On the outskirts of Makassar in South Sulawesi, Indonesia, is the 'TPA', or municipal waste site, where the majority of the city's rubbish is dumped. The site is huge – covering over 14 hectares and receiving over 7000 tonnes of waste every day – and reasonably well managed, with a fleet of bulldozers and excavators that pile up the newly-dumped rubbish into a landscape of towering mounds of waste – Makassar's 'Trash mountain'.
Amongst these mountains of rubbish work a group of men, women and children from the nearby village, who search through the waste for plastic, paper, glass and metal that they sell on to a recycling company. The adults and children work many hours a day, 7 days a week, to earn a basic wage – an adult might earn up to 50,000Rp ($5.5 USD) a day, a child perhaps 20,000Rp ($2.20 USD). Conditions at the site are appalling and dangerous. The adults and children must endure heat and rain, clouds of flies, rotting waste, discarded glass and metal, and even hidden bogs of liquified waste, all the while keeping a close eye on the bulldozers and excavators that work around them. Disease and injury are common, particularly amongst the children who work on the site in flip-flops or even barefoot.

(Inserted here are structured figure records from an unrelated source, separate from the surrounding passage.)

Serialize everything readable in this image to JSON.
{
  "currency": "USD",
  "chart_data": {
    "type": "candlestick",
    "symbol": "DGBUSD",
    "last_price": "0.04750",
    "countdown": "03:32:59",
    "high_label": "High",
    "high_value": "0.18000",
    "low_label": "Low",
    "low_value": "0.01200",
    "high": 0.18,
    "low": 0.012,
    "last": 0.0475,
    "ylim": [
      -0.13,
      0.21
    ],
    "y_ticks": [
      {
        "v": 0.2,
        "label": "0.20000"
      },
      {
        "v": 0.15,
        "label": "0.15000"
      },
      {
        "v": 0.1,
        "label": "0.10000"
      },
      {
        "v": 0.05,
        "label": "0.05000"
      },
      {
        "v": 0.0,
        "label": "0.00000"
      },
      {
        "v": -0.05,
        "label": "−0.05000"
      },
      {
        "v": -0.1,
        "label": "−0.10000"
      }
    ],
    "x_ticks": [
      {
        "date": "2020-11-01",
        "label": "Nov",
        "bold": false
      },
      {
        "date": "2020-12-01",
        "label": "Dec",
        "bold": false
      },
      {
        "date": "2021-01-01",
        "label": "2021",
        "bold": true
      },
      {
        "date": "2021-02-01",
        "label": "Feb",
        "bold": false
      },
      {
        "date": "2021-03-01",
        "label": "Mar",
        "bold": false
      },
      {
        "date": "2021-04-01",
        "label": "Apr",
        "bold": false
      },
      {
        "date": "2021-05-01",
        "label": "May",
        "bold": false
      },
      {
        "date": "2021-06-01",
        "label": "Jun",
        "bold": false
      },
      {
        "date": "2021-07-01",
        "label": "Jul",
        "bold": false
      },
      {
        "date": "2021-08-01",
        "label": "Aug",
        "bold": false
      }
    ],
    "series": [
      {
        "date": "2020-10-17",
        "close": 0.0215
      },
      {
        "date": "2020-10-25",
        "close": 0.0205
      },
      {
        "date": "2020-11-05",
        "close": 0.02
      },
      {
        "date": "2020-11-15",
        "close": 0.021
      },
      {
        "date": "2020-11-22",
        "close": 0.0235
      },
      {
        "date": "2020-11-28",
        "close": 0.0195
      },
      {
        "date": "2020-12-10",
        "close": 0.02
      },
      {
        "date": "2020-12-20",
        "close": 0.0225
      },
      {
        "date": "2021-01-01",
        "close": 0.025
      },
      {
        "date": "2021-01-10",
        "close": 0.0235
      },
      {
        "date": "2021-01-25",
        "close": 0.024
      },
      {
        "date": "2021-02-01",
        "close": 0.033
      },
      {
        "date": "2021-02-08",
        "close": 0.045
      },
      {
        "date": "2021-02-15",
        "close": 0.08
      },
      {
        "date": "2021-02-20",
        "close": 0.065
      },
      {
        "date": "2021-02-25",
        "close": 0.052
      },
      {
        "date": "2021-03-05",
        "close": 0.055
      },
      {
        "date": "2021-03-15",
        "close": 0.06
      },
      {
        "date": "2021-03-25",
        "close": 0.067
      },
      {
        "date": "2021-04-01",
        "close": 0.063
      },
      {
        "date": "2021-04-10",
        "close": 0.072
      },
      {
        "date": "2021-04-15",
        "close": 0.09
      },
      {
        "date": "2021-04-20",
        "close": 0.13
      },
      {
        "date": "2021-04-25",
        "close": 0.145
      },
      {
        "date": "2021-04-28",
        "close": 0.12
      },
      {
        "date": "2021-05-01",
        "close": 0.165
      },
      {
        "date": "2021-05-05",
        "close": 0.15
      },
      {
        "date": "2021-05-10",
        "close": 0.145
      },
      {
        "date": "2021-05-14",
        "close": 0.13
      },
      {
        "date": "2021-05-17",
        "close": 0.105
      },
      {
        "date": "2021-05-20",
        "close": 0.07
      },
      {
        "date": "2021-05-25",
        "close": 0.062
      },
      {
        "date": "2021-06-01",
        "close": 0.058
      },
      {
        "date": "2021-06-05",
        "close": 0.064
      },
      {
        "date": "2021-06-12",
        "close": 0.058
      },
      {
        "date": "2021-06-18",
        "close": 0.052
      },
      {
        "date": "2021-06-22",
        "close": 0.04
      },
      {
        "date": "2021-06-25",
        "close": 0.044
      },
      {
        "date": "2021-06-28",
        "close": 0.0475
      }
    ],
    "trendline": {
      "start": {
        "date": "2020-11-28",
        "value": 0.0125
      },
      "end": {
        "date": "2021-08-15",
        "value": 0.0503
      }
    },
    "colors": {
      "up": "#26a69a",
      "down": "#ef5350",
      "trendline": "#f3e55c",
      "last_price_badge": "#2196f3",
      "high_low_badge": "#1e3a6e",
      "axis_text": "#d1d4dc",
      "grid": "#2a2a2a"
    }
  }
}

The families that live and work at the ‘TPA’ often have no other choice but to stay. Opportunities to break away from life at the 'Trash mountain' are few and many of the families have been there since the site came into existence 20 years ago. In some case, three generations now live and work alongside one another at the dump.
The Sacred Childhoods Foundation, based in Bali, Indonesia, first visited the ‘Trash mountain’ in 2010. They discovered that the village members had taken their own steps to help the children and sponsored three girls to attend a local school, on the basis that they would also run classes back in the village. SCF now provides further support for the volunteer teachers and the school itself, providing funds for texts books and meals for the children.
The school gives the children an opportunity to escape from the daily routine of life and work at the ‘Trash mountain’ – simply by giving them the time and freedom to be children once again – as well as the potential to break out from the ‘Cycle of poverty’ and away from the site in the future. Education is central to helping these families escape the grinding poverty and appalling conditions at the ‘Trash mountain’.
Unfortunately, the original wooden school building burnt down at the end of 2011. A single classroom has been rebuilt which caters for all the children – sometimes with close to 200 crammed into the small room. If you would like to help The Sacred Childhoods Foundation with this project, please visit their website at www.sacredchildhoods.org.
Taupik working in front of a moving bulldozer at the 'Trash mountain', Makassar, Sulawesi, Indonesia. Many of the pickers follow the bulldozers as they move newly dumped waste, uncovering plastic and metal for recycling in the process.